Strindberg valeu-se dela em sua peça O Pelicano, de 1907. Uma porrada. Adélia Prado, embora muito católica, parece ter passado ao largo disso em seu poema homônimo.
Tenho hipótese para a presença do pelicano ali na rua onde morei. Tenho também notícias de um outro pelicano (será o mesmo?) em prédio oitocentista na Rua do Lavradio. E recém vi pelicanos na Oficina Brennand.

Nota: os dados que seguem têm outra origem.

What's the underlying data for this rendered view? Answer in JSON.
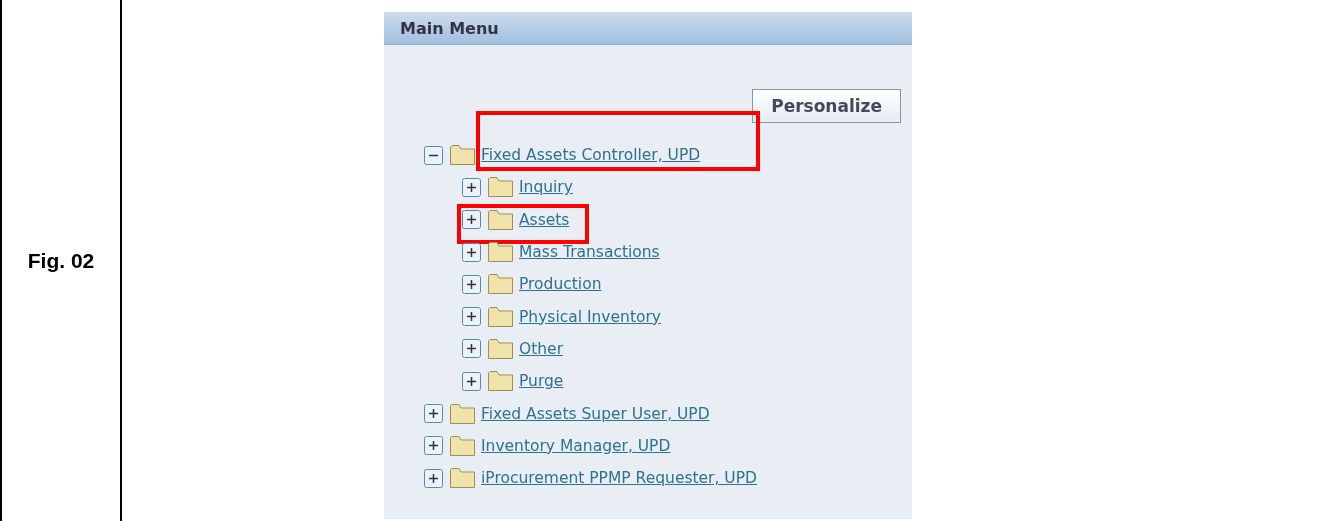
{
  "figure_label": "Fig. 02",
  "panel": {
    "title": "Main Menu",
    "button": "Personalize"
  },
  "tree": [
    {
      "label": "Fixed Assets Controller, UPD",
      "expanded": true,
      "highlighted": true,
      "children": [
        {
          "label": "Inquiry",
          "expanded": false,
          "highlighted": false
        },
        {
          "label": "Assets",
          "expanded": false,
          "highlighted": true
        },
        {
          "label": "Mass Transactions",
          "expanded": false,
          "highlighted": false
        },
        {
          "label": "Production",
          "expanded": false,
          "highlighted": false
        },
        {
          "label": "Physical Inventory",
          "expanded": false,
          "highlighted": false
        },
        {
          "label": "Other",
          "expanded": false,
          "highlighted": false
        },
        {
          "label": "Purge",
          "expanded": false,
          "highlighted": false
        }
      ]
    },
    {
      "label": "Fixed Assets Super User, UPD",
      "expanded": false,
      "highlighted": false
    },
    {
      "label": "Inventory Manager, UPD",
      "expanded": false,
      "highlighted": false
    },
    {
      "label": "iProcurement PPMP Requester, UPD",
      "expanded": false,
      "highlighted": false
    }
  ]
}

Isso tudo fica pro segundo post sobre o assunto. Por ora o poema da Adélia.
O pelicano
Adélia Prado
Um dia vi um navio de perto.
Por muito tempo olhei-o
com a mesma gula sem pressa com
que olho Jonathan:
primeiro as unhas, os dedos, seus
nós.
Eu amava o navio.
Oh! eu dizia. Ah, que coisa é um
navio!
Ele balançava de leve
como os sedutores meneiam.
À volta de mim busquei pessoas:
olha, olha o navio
e dispus-me a falar do que não
sabia
para que enfim tocasse
no onde o que não tem pés
caminha sobre a massa das águas.
Uma noite dessas, antes de me
deitar
vi - como vi o navio - um
sentimento.
Travada de interjeições,
mutismos,
vocativos supremos balbuciei:
Ó Tu! e Ó Vós!
- a garganta doendo por chorar.
Me ocorreu que na escuridão da
noite
eu estava poetizada,
um desejo supremo me queria.
Ó Misericórdia, eu disse
e pus minha boca no jorro daquele
peito.
Ó amor, e me deixei afagar,
a visão esmaecendo-se,
lúcida, ilógica,
verdadeira como um navio.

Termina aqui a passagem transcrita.